# Coliovers - anything else? Bushes?



## Aspired (Jun 15, 2010)

Hello,

So not sure on this after searching but I am sure this has been talked about, sorry! 

Plan to put on a set of BC non race coil-overs but should I or do I need to replace any bushings, bearings or spring pads related directly to the struts/shocks/springs at this time?

I see Maryland has bushings for as drop downs when ordering:
1. Whiteline front strut mount bushing kit
2. Whiteline upper shock bushings

Then if you go to bushings section there are more strut related bushings and w/ offsets and w/ or wo/ bearings. No mention of upper or a kit from the drop downs when looking at for addons to the coil over purchase.

I bought and installing the front and rear radius rod bushings and about half the full bushing (master) kit from Kollar and I know it doesn't include any strut bushing but the BC coilovers there say they include Polly strut mounts on that site.

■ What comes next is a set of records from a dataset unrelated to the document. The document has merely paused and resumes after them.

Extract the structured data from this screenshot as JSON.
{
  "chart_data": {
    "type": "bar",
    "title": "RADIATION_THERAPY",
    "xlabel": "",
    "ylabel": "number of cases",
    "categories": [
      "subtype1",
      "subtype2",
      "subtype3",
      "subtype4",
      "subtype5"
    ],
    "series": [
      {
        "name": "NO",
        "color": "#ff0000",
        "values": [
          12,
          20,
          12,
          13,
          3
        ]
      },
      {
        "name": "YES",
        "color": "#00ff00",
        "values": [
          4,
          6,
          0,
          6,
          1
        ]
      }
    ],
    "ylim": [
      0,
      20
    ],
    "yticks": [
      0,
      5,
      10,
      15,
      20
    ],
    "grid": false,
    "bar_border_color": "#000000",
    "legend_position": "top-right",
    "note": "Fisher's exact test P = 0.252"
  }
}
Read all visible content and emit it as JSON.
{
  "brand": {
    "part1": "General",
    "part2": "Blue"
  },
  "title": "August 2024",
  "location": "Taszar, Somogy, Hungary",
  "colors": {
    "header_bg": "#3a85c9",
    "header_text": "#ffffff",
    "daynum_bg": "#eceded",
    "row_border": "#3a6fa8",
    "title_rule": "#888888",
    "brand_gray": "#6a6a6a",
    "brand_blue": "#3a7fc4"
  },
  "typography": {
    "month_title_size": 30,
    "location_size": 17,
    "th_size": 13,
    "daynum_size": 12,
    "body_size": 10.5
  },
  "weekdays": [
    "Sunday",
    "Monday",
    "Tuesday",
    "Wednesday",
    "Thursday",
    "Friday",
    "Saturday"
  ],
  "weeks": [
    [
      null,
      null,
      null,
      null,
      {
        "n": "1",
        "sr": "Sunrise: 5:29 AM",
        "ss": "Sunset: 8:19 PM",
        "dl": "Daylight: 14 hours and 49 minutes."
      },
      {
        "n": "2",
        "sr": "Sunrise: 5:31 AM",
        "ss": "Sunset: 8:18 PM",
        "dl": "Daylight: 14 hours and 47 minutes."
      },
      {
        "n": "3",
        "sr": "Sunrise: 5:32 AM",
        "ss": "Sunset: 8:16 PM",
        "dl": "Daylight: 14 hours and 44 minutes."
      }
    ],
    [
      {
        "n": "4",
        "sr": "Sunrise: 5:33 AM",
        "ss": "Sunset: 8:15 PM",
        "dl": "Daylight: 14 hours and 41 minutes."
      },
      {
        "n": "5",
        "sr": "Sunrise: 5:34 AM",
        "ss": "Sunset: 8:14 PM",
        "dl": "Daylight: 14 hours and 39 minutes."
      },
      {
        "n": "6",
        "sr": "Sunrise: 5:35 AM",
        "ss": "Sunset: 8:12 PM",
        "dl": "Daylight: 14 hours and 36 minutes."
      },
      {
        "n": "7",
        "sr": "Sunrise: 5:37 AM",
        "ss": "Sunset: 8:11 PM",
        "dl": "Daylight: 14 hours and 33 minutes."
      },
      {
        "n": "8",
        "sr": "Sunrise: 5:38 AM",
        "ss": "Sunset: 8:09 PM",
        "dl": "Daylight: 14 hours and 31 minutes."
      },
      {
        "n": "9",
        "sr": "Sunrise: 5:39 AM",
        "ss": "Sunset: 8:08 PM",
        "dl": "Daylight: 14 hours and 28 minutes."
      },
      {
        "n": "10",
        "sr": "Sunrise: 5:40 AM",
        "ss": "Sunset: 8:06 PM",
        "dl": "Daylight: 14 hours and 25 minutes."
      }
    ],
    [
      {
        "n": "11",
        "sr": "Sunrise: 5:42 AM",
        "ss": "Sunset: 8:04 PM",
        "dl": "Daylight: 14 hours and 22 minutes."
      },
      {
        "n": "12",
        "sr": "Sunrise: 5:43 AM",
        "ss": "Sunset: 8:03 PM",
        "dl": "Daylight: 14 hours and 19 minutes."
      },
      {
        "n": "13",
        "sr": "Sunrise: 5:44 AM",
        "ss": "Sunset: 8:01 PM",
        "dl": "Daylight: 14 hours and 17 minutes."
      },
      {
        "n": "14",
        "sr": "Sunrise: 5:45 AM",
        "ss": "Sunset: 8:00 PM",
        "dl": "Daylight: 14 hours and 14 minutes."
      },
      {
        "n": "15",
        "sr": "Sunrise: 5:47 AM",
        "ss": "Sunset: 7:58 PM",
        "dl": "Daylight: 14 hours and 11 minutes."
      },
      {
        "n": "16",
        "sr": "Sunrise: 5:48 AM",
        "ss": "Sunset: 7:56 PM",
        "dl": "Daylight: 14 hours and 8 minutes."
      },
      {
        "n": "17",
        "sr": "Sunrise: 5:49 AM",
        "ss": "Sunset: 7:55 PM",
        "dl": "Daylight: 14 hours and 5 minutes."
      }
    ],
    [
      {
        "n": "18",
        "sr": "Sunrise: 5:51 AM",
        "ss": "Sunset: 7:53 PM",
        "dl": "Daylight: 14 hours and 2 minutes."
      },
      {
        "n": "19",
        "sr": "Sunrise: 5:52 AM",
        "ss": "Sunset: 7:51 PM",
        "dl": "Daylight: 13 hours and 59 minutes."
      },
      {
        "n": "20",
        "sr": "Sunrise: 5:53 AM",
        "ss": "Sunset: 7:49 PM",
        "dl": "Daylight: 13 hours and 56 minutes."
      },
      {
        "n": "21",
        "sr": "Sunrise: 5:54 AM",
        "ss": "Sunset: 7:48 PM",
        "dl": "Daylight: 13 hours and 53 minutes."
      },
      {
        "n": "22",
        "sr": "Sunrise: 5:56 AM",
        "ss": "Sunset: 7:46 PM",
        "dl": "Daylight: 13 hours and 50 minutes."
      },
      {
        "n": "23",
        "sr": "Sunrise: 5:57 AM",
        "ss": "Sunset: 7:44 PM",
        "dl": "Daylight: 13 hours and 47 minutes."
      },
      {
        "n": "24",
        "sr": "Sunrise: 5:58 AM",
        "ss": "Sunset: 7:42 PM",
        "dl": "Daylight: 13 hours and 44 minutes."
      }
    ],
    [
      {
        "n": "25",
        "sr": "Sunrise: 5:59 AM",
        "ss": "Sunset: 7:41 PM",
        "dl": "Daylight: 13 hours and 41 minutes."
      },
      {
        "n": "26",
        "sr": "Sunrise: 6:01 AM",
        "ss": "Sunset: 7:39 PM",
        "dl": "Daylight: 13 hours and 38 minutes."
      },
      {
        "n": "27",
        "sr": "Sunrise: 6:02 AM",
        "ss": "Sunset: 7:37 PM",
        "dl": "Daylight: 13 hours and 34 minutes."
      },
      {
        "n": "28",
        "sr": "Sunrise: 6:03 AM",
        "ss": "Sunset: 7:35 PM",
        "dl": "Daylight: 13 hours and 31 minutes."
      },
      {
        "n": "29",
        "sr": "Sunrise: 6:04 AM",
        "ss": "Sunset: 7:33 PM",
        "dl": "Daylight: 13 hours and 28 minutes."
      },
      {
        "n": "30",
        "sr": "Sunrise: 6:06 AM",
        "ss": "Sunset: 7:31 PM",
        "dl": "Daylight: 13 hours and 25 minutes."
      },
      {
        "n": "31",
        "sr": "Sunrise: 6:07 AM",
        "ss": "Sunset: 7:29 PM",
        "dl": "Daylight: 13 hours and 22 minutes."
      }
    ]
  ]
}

Just a bit confused, probably be able to tell when I pull mine off but car has 28k on stock 17's (2015). So there certainly ok for now with no offset for sure, assume stock bearing are fine and bushings but if I am in there rather just order for the $100 or whatever if the stiffer settings on the coilovers would say wear out the stock bushes faster, they just tend to wear out fast like the RR bushes or would now notice slop in them that everything else was upgraded.

Some day I am sure I will do a wheel and tire upgrade but not this season.

Thoughts or forum links for assistance would be most appreciated.

Regards,


----------



## Aspired (Jun 15, 2010)

Ok well I am perfectly capable of figuring it out when I remove the old ones. Then buying what I need or asking Kollar for more specifics. Was just trying to decrease my downtime waiting for parts to arrive.


----------



## Aspired (Jun 15, 2010)

Figured with a little more research, 


chirp chirp chirp


----------



## X-Ravin (Oct 6, 2010)

I believe the front coil overs already have the strut bushing/bearing so you do not need it. The upper bushings you are talking about I think are for the rear struts, I'm not sure if the coil overs come with those. Kollar will know.


----------



## svede1212 (Nov 1, 2005)

There are bushings such as the front radius rod that are essential. There are others like inner and outer rear control arm bushings and rear subframe bushings that are very beneficial. I'd talk to Andy at Kollar and he can steer you right.


----------